Wunstorf – Der Marburger Bund Niedersachsen spricht sich gegen die Einführung von Immunitätsnachweisen nach durchgestandener Coronavirus-SARS-CoV-2-Infektion aus. Damit unterstützt der Verband die Haltung der Präsidentin der Ärztekammer Niedersachsen, Dr. Martina Wenker, die die Einführung entsprechender Nachweise aus medizinischen und ethischen Gründen abgelehnt hatte.

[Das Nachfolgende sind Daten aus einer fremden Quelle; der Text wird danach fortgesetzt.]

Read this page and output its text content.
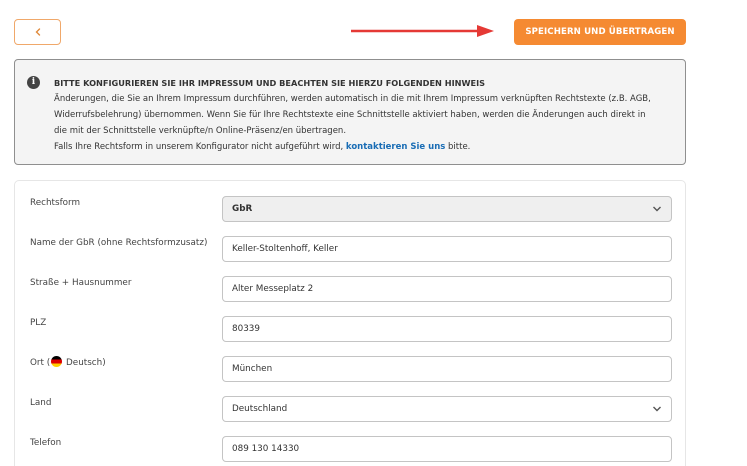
SPEICHERN UND ÜBERTRAGEN
i	BITTE KONFIGURIEREN SIE IHR IMPRESSUM UND BEACHTEN SIE HIERZU FOLGENDEN HINWEIS
Änderungen, die Sie an Ihrem Impressum durchführen, werden automatisch in die mit Ihrem Impressum verknüpften Rechtstexte (z.B. AGB,
Widerrufsbelehrung) übernommen. Wenn Sie für Ihre Rechtstexte eine Schnittstelle aktiviert haben, werden die Änderungen auch direkt in
die mit der Schnittstelle verknüpfte/n Online-Präsenz/en übertragen.
Falls Ihre Rechtsform in unserem Konfigurator nicht aufgeführt wird, kontaktieren Sie uns bitte.
Rechtsform
GbR
Name der GbR (ohne Rechtsformzusatz)
Keller-Stoltenhoff, Keller
Straße + Hausnummer
Alter Messeplatz 2
PLZ
80339
Ort ( Deutsch)
München
Land
Deutschland
Telefon
089 130 14330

„Immunitätsnachweise helfen uns nicht weiter. Ich halte sie für keine praktikable Lösung, sondern sogar für kontraproduktiv“, betont Hans Martin Wollenberg, Erster Vorsitzender des Marburger Bundes Niedersachsen. „Es gibt keinen sicheren Nachweis dafür, dass eine durchgemachte Infektion tatsächlich zu einer lebenslangen Immunität führt. Die Weltgesundheitsorganisation (WHO) weist zurecht darauf hin, dass Menschen, die sich von einer COVID-19-Erkrankung erholt haben und entsprechende Antikörper besitzen, nicht sicher vor einer zweiten Infektion geschützt sind. Wer jetzt auf die Einführung entsprechender Nachweise pocht, bewegt sich auf dünnem Eis.“
Wollenberg verwies zudem auf die mehr als fragwürdige datenschutzrechtliche Lage: „Zurecht warnen Datenschützer davor, dass Arbeitgeber oder Versicherungen das Vorlegen entsprechender Nachweise verlangen könnten. Diese Gesundheitsdaten sind aber in besonderem Maße schützenswert.“
„Die Einteilung der Gesellschaft in Menschen mit und ohne Immunitätsnachweis wäre mehr als bedenklich“, sagt Andreas Hammerschmidt. Der Zweite Vorsitzende des Marburger Bundes Niedersachsen argumentiert: „Dies würde automatisch dazu führen, dass Menschen mit Immunitätsnachweise mehr Freiheiten während der Pandemie haben als Menschen ohne. Das Einhalten von Hygiene- oder Abstandsregeln auf beiden Seiten würde dies nicht wirklich befördern. Unverständnis in der Bevölkerung und zunehmende Verstöße gegen geltende Regeln wären vorprogrammiert.“
Die Pandemie sei noch nicht ausgestanden, so Hammerschmidt weiter. „Bis uns ein Impfstoff zur Verfügung steht, wird es gewisse Regularien geben müssen. Je mehr wir alle uns an diese Vorgaben wie das Tragen des Mund-Nasen-Schutzes, Abstands- und Hygieneregeln halten, desto mehr Lockerungen werden – Schritt für Schritt und maßvoll – möglich sein. Ein Immunitätsnachweis hilft dabei aber überhaupt nicht weiter.“
Bereits im April hatte sich das Bundeskabinett mit einem Vorschlag für die Einführung möglicher Immunitätsnachweise beschäftigt. Zunächst hatte Bundesgesundheitsminister Spahn den Deutschen Ethikrat jedoch um eine Stellungnahme gebeten. Dieser kündigte am Donnerstag nach einer ersten Befassung an, dass noch Beratungsbedarf bestehe.